O impacto que o crime de contrabando de cigarro tem na saúde e segurança públicas pode fazer o Superior Tribunal de Justiça negar a possibilidade de aplicar o princípio da insignificância mesmo para os casos em que a apreensão da mercadoria for ínfima.
O tema está em julgamento na 3ª Seção da corte, sob o rito dos recursos repetitivos. Nesta quarta-feira (12/4), o relator, ministro Joel Ilan Paciornik, propôs tese afastando a possibilidade de considerar a conduta insignificante. Pediu vista o ministro Sebastião Reis Júnior.
O julgamento trata de um crime muito recorrente no país e fortemente combatido pela Polícia Federal. Só em 2023, a corporação fez ações para enfrentar esse tipo de contrabando em ao menos nove estados (MA, MG, GO, RS, CE, RN, SP, SC e PR).
A conduta está descrita no artigo 334-A, inciso II, do Código Penal. Comete o contrabando quem importa ou exporta clandestinamente mercadoria que dependa de registro, análise ou autorização de órgão público competente.

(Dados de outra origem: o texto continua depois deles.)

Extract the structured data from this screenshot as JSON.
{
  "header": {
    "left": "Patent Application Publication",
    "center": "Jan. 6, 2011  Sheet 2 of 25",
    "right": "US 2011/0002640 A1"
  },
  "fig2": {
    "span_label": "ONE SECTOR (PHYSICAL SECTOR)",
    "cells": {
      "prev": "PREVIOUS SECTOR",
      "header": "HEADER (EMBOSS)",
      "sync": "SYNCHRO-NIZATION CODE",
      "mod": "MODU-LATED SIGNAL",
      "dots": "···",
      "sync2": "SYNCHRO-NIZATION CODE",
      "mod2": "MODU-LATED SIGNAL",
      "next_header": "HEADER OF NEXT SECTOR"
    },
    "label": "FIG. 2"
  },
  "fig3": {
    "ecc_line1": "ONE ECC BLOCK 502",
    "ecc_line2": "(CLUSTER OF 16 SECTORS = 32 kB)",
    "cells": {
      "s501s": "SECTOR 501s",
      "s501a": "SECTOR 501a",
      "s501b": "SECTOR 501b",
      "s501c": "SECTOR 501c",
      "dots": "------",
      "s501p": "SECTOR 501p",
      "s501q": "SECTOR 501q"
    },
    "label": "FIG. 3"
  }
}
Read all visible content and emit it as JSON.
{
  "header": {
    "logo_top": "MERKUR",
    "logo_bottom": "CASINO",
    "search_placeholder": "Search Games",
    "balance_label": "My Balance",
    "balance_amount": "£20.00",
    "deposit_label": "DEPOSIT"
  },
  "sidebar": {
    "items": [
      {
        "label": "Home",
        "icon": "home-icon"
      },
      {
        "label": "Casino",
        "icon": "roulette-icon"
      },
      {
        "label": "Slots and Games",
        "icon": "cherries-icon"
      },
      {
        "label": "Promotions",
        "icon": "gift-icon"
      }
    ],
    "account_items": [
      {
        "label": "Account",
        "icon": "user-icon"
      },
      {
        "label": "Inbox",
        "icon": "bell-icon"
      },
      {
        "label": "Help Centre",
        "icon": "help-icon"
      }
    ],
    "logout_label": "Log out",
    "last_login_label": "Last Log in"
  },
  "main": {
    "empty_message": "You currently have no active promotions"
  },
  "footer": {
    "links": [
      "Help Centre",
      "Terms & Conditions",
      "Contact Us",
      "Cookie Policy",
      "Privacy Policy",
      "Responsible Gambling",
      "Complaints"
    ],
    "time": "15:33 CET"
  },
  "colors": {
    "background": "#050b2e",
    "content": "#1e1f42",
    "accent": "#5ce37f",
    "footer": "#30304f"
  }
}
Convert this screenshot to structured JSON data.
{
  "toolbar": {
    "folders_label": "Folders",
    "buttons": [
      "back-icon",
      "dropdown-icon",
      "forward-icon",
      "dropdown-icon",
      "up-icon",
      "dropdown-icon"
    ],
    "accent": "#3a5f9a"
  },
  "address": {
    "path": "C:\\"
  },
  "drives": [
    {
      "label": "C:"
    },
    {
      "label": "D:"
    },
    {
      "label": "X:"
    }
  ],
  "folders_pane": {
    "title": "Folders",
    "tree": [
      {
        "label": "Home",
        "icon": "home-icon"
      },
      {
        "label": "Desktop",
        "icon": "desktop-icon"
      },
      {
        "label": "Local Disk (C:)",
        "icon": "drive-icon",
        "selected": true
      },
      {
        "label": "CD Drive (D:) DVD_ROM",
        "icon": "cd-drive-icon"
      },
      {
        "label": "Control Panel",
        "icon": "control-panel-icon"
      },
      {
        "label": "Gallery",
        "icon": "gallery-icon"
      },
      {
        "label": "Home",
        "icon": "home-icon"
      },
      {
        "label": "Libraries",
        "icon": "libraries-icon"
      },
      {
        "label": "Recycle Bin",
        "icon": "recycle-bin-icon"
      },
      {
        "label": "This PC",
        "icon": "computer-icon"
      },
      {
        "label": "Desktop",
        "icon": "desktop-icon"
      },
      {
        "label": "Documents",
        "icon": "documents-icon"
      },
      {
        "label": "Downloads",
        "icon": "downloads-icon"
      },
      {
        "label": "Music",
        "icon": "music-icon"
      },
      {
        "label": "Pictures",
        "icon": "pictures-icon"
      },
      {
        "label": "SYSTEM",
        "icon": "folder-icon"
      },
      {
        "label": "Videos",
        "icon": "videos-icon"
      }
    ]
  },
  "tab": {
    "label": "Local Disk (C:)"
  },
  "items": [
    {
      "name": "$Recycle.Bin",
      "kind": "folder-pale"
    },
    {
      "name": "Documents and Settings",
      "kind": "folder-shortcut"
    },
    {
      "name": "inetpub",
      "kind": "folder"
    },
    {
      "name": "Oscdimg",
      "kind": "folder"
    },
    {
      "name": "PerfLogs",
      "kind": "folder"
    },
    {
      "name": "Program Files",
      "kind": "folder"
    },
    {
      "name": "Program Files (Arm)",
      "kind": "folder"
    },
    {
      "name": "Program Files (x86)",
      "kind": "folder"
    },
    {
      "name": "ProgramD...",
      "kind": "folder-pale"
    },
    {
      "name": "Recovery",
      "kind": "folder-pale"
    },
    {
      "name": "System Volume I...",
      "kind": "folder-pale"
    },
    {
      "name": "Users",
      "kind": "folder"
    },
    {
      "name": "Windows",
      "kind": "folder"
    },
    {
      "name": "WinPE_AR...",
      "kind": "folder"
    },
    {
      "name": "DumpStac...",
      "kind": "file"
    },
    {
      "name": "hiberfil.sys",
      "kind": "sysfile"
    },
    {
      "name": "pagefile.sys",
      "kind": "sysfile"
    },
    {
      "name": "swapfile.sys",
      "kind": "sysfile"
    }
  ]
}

No STJ, a 5ª e a 6ª Turmas têm precedentes afastando a aplicação da insignificância ao contrabando de cigarros. O ministro Paciornik sugeriu confirmar essa orientação, apesar de manifestações em sentido oposto até do Ministério Público Federal.
A subprocuradora da República Ana Borges Coelho Santos ressaltou na sua manifestação que dois terços das autuações por contrabando de cigarros envolvem a apreensão de menos de mil maços do produto, e que esse volume corresponde a apenas 0,55% dos cigarros contrabandeados apreendidos no país.
Ou seja, a Polícia Federal, o MP e o Judiciário estão investindo tempo e recursos para investigar, processar e condenar pessoas que contrabandearam quantidades diminutas do produto, enquanto os grandes contrabandistas têm passado ao largo. Ela defendeu à 3ª Seção a possibilidade de considerar a conduta insignificante quando a apreensão for de até mil maços de cigarro.
Pela Defensoria Pública da União, Heverton Silva seguiu linha parecida: ele pediu para admitir o uso da insignificância e suscitou a existência de conflito entre o crime de contrabando e o descaminho, cuja jurisprudência admite que ele não seja processado quando o prejuízo fiscal não alcançar a marca de R$ 20 mil.
No entanto, o ministro Paciornik apontou em seu voto que o crime de contrabando de cigarros ofende inequivocamente a saúde publica e também a segurança pública, motivo suficiente para afastar a insignificância da conduta.
Sob o viés da segurança, qualquer tipo de apreensão, mesmo que pequena, não descarta que tenha envolvido atuação prévia e cíclica de organizações criminosas, segundo ele. “A produção de cigarros no exterior voltada para abastecer o mercado brasileiro e o uso de rotas adotadas pelo tráfico de drogas e armas são notórios.”
Sob o prisma da saúde pública, não respeitar a lei levará ao maior consumo de cigarros contrabandeados e ao aumento do tabagismo, doença que gera outras enfermidades e serve para elevar os custos de manutenção do sistema público de saúde e da saúde complementar.
“Forçoso concluir que, para além do critério pragmático de política criminal, o volume das apreensões é circunstancia irrelevante para adequação típica material em questão. Não há de se conceber insignificância nas ofensas à segurança publica e à saúde publica, sequer na exposição de risco de uma única vida”, resumiu o relator.
A tese proposta foi a seguinte:
“O princípio da insignificância não se aplica aos crimes de contrabando de cigarro, por menor que possa ter sido resultado da lesão patrimonial, pois a conduta atinge outros bens jurídicos como a saúde, a segurança e moralidade públicas”.